Iran’s Saviz “cargo” ship set up Red Sea attack on Saudi tankers

 

The attack on two Saudi supertankers on the Red Sea on Wednesday, July 25, was orchestrated by the Iranian Saviz, a weapons-carrying spy ship, DEBKAfile’s intelligence sources report. Disguised as an Iranian-flagged cargo vessel, the 16,660-ton ship carries containers aboard and below decks filled with advanced surveillance gear for tracking commercial and military shipping on the Red Sea. Western and Middle East naval sources have for some weeks been watching the Saviz in a holding pattern between its home base on the Eritrean Dahlak archipelago and the Bab al-Mandeb Straits of the Red Sea.

Before the first Saudi supertanker Arsan was attacked, Saudi and United Arab Emirates intelligence intercepted signals from the Saviz informing Houthi coastal bases of the Arsen’s projected route opposite Yemen’s Red Sea coast with a timeline for when the tanker would come within range of the Yemeni rebels’ shore-based missiles. Our military sources estimate that the Houthis used Iranian C-801 or C-802 shore-to-ship missiles against both the Saudi super tankers they attacked.

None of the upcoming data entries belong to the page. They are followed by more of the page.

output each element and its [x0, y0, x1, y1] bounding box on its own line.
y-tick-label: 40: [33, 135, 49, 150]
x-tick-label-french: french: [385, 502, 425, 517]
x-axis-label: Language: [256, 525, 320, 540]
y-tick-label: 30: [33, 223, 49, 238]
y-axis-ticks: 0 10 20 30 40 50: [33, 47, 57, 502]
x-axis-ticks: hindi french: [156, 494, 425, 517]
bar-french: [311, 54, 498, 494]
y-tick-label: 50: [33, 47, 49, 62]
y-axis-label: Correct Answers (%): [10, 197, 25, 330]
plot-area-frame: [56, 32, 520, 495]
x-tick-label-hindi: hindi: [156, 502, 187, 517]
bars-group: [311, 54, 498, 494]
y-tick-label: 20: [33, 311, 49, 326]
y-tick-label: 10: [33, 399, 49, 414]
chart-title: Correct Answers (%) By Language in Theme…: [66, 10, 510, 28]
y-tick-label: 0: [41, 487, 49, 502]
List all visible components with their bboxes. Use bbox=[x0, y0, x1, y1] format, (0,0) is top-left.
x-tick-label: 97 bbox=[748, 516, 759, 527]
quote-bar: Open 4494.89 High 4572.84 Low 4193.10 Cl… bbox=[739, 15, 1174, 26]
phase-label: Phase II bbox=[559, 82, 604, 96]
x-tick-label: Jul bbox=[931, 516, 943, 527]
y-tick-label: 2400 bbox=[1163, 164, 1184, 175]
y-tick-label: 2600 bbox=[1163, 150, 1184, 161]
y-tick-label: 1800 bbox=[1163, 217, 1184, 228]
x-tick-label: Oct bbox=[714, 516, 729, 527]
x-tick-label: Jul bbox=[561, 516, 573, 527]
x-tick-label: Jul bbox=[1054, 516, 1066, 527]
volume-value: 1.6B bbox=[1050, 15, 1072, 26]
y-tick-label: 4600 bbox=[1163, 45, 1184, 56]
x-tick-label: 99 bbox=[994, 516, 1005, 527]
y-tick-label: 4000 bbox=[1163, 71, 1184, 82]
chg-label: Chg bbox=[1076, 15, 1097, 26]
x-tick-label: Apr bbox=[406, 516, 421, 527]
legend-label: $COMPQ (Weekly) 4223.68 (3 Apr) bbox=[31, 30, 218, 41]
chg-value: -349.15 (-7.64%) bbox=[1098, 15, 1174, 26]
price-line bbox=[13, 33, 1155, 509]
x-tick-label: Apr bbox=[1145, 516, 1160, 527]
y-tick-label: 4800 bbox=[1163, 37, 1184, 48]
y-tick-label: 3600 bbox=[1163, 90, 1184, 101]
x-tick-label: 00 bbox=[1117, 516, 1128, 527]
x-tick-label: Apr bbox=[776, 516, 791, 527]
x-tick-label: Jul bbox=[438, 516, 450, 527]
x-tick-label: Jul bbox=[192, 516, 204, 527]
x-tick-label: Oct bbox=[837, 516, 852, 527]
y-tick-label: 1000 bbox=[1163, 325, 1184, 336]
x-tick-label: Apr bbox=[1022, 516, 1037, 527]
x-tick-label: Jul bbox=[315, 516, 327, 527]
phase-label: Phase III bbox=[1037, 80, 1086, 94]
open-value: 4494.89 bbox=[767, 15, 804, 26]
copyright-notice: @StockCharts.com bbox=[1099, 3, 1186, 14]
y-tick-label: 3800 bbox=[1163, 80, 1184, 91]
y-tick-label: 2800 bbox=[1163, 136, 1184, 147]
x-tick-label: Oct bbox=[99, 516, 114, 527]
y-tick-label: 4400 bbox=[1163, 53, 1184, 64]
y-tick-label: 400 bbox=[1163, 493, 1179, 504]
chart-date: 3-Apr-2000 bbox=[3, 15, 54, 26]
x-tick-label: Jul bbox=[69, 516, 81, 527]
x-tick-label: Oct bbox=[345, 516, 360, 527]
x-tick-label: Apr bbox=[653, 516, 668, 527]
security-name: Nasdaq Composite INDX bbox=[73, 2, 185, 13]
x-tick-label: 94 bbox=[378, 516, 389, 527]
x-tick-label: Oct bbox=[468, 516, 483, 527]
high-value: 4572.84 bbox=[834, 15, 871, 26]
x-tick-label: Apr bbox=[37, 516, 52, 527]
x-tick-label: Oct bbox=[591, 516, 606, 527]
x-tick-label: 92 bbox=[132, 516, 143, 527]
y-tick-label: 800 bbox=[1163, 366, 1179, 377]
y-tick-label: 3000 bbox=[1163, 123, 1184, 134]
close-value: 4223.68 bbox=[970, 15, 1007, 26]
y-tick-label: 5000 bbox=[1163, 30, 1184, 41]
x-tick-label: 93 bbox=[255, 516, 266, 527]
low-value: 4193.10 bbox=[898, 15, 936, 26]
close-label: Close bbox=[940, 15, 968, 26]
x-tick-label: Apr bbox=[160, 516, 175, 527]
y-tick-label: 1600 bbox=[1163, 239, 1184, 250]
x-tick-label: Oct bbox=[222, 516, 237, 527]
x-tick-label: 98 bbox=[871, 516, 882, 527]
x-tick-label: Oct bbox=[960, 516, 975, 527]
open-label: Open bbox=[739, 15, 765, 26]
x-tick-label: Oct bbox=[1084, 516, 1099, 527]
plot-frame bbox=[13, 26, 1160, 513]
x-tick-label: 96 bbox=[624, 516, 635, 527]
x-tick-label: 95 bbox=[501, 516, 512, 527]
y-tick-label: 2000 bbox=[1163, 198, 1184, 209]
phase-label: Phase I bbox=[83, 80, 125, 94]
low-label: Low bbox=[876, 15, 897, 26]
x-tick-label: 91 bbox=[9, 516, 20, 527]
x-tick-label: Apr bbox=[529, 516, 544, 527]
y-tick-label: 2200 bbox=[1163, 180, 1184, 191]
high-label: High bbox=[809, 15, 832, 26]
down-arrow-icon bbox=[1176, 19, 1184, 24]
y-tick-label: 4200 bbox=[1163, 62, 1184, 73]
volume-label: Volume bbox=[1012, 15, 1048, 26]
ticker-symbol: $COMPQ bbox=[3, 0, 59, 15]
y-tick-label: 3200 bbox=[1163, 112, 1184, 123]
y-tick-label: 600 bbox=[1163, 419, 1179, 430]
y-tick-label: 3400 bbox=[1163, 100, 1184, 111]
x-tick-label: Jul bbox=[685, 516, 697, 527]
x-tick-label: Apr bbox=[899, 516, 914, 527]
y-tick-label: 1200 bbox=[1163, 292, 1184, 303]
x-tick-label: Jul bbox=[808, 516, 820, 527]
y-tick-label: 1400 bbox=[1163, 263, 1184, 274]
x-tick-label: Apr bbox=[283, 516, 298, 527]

Only one achieved a direct hit to the Arsen’s stern almost certainly near the water line, but its warhead only partially detonated, causing a 2-3m hole in the hull. Had it penetrated any deeper and reached the 2 million barrels of oil in ship’s hold, one of the worst environmental disasters ever would have ensued. Several other Houthi missiles exploded in the water.

The day after the attacks, Iran’s Quds force chief Qassem Soleimani gloated: “The Red Sea is not secure with the presence of American troops in the area,”

 

Although the damage to the Arsen was indeed minimal as the Saudis claimed, they decided not to take any chances and immediately announced the suspension of oil shipping through the Red Sea and Bab al-Mandeb until conditions were secure. Oil prices shot up by one percent on the world markets. An estimated 4.8 million barrels of oil are shipped daily through the Straits of Bab al Mandeb, which is only 20km wide. Any move to block this Red Sea strait would virtually halt oil shipments from the Gulf through Egypt’s Suez Canal to the Mediterranean that are destined for Europe and the Far East. Since October 2016, there have been eight Iranian-instigated attacks on US, Saudi and UAE warships and tankers sailing through the Red Sea. They were conducted by Houthis, who were trained in weapons and assault tactics by Iranian Revolutionary Guards and Hizballah instructors. They taught the Yemeni insurgents how to use anti-ship missiles, fast explosive boats, speedboats equipped with RPG launchers, drones and sea mines. The Houthi missile strike on a pair of Saudi tankers differed from the preceding attacks in that for the first time, Iranians were directly involved. The US only reacted once before to this aggression: A Houthi missile base on the Red Sea shore was smashed on the orders of President Barack Obama after striking the USS Mason warship on Oct. 9, 2016.

On Friday, July 27, sources in Washington reported that the Trump administration was weighing possible military action, including expanded intervention in the Yemen war, to keep the Red Sea oil shipping route open against Iranian threats to the waterway. Administration officials denied these reports saying that any military action would be taken by US regional allies such as Saudi Arabia, and not American troops. The Iranian naval spy ship Saviz has therefore got away with threatening a key international oil route, while Tehran has proved willing to perpetrate an unimaginable environmental calamity.